So, I’ve decided to wear the maniple, at least at some of my Sunday Masses. We’ll see how it goes. But I thought you’d like to know what was on my mind in doing this.

Oremus pro invicem, Fr. De Celles

TEXT: 2nd Sunday in Ordinary Time, January 20, 2019

2nd Sunday in Ordinary Time

January 20, 2019

Homily by Fr. John De Celles

St. Raymond of Peñafort Catholic Church

Springfield, VA


Today’s gospel is one of my favorite texts in scripture.

It really is what I often call a treasure chest of rich gems and precious jewels.

For example it gives us foundational teaching on

the sacraments, grace, marriage, the Eucharist and Mary.


Think about that.

Jesus changes water into wine:

He takes naturally good and healthy water, essential to all,

and transforms into something more wonderful,

that lifts our spirits and opens us up to peace and joy.

This is exactly what happens in the sacraments.

For example, in baptism Jesus takes a naturally good thing, like water,

and transforms it into a life-giving spring of grace

purifying us and pouring His life into us.

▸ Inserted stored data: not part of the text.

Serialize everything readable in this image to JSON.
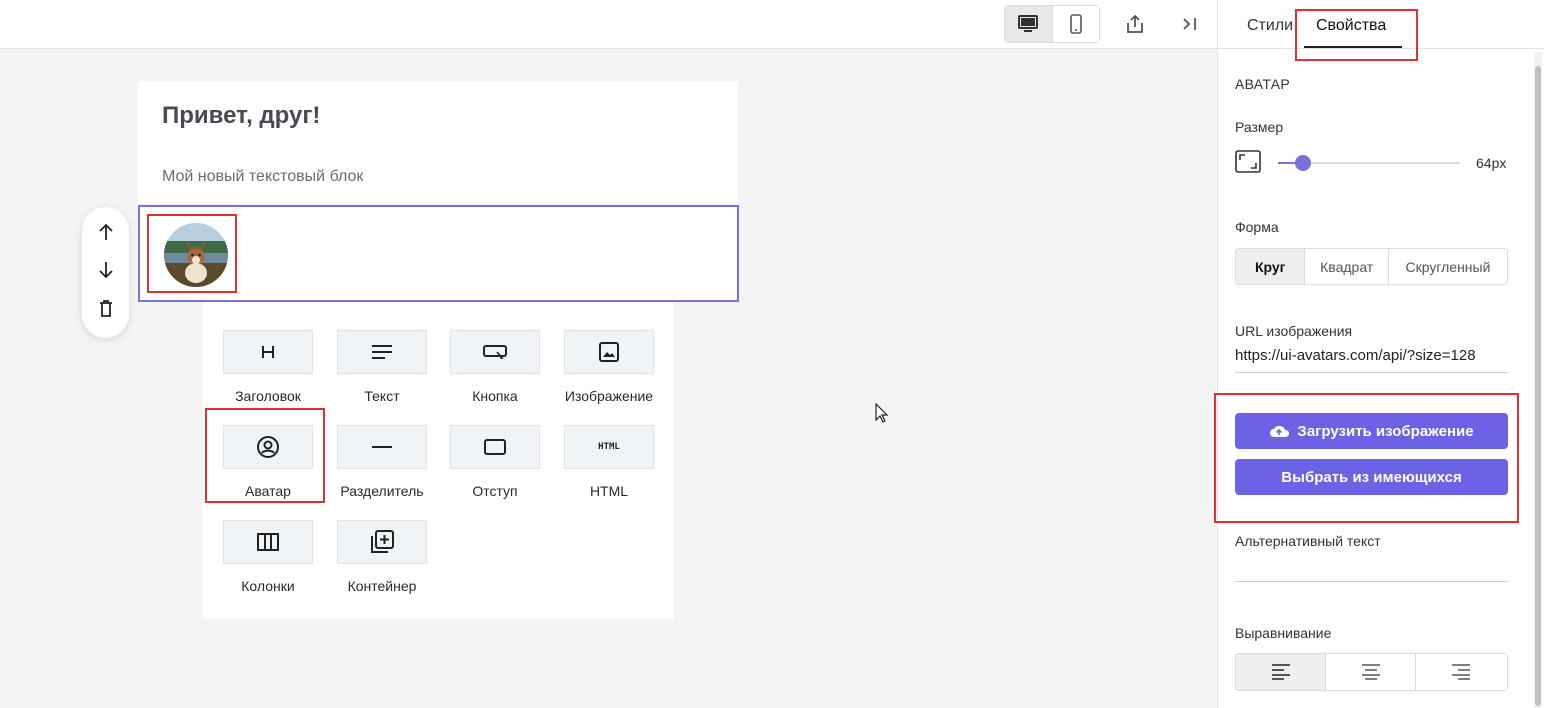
{
  "canvas": {
    "heading": "Привет, друг!",
    "paragraph": "Мой новый текстовый блок"
  },
  "toolbar": {
    "desktop_icon": "desktop-icon",
    "mobile_icon": "mobile-icon",
    "share_icon": "share-icon",
    "collapse_icon": "collapse-panel-icon"
  },
  "block_tools": [
    "arrow-up-icon",
    "arrow-down-icon",
    "trash-icon"
  ],
  "blocks": [
    {
      "label": "Заголовок",
      "icon": "heading-icon"
    },
    {
      "label": "Текст",
      "icon": "text-icon"
    },
    {
      "label": "Кнопка",
      "icon": "button-icon"
    },
    {
      "label": "Изображение",
      "icon": "image-icon"
    },
    {
      "label": "Аватар",
      "icon": "avatar-icon"
    },
    {
      "label": "Разделитель",
      "icon": "divider-icon"
    },
    {
      "label": "Отступ",
      "icon": "spacer-icon"
    },
    {
      "label": "HTML",
      "icon": "html-icon"
    },
    {
      "label": "Колонки",
      "icon": "columns-icon"
    },
    {
      "label": "Контейнер",
      "icon": "container-icon"
    }
  ],
  "panel": {
    "tabs": [
      {
        "label": "Стили"
      },
      {
        "label": "Свойства"
      }
    ],
    "section_title": "АВАТАР",
    "size": {
      "label": "Размер",
      "value_text": "64px",
      "fraction": 0.14
    },
    "shape": {
      "label": "Форма",
      "options": [
        "Круг",
        "Квадрат",
        "Скругленный"
      ],
      "selected": "Круг"
    },
    "url": {
      "label": "URL изображения",
      "value": "https://ui-avatars.com/api/?size=128"
    },
    "upload_label": "Загрузить изображение",
    "choose_label": "Выбрать из имеющихся",
    "alt": {
      "label": "Альтернативный текст",
      "value": ""
    },
    "align": {
      "label": "Выравнивание",
      "options": [
        "align-left-icon",
        "align-center-icon",
        "align-right-icon"
      ],
      "selected": "align-left-icon"
    }
  },
  "colors": {
    "accent": "#6c62e6",
    "highlight": "#e03131",
    "selection": "#7b72d9"
  }
}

And we see the effect of Jesus’ grace,

acting on the sacrament and in the sacrament.

In today’s story, Jesus’ grace first transforms water into wine

and that in turn saves the wedding feast

and transforms the couple’s panic into joy,

Just like in the Eucharist,

when Jesus’ grace transforms bread and wine into His Body and Blood,

and that in turn strengthens us and draws us closer to Him in Communion.


And if He can change water into wine,

He can, and does, transform a good and loving human relationship

between in a man and woman

into a communion of life and love that shares in the very love of God Himself.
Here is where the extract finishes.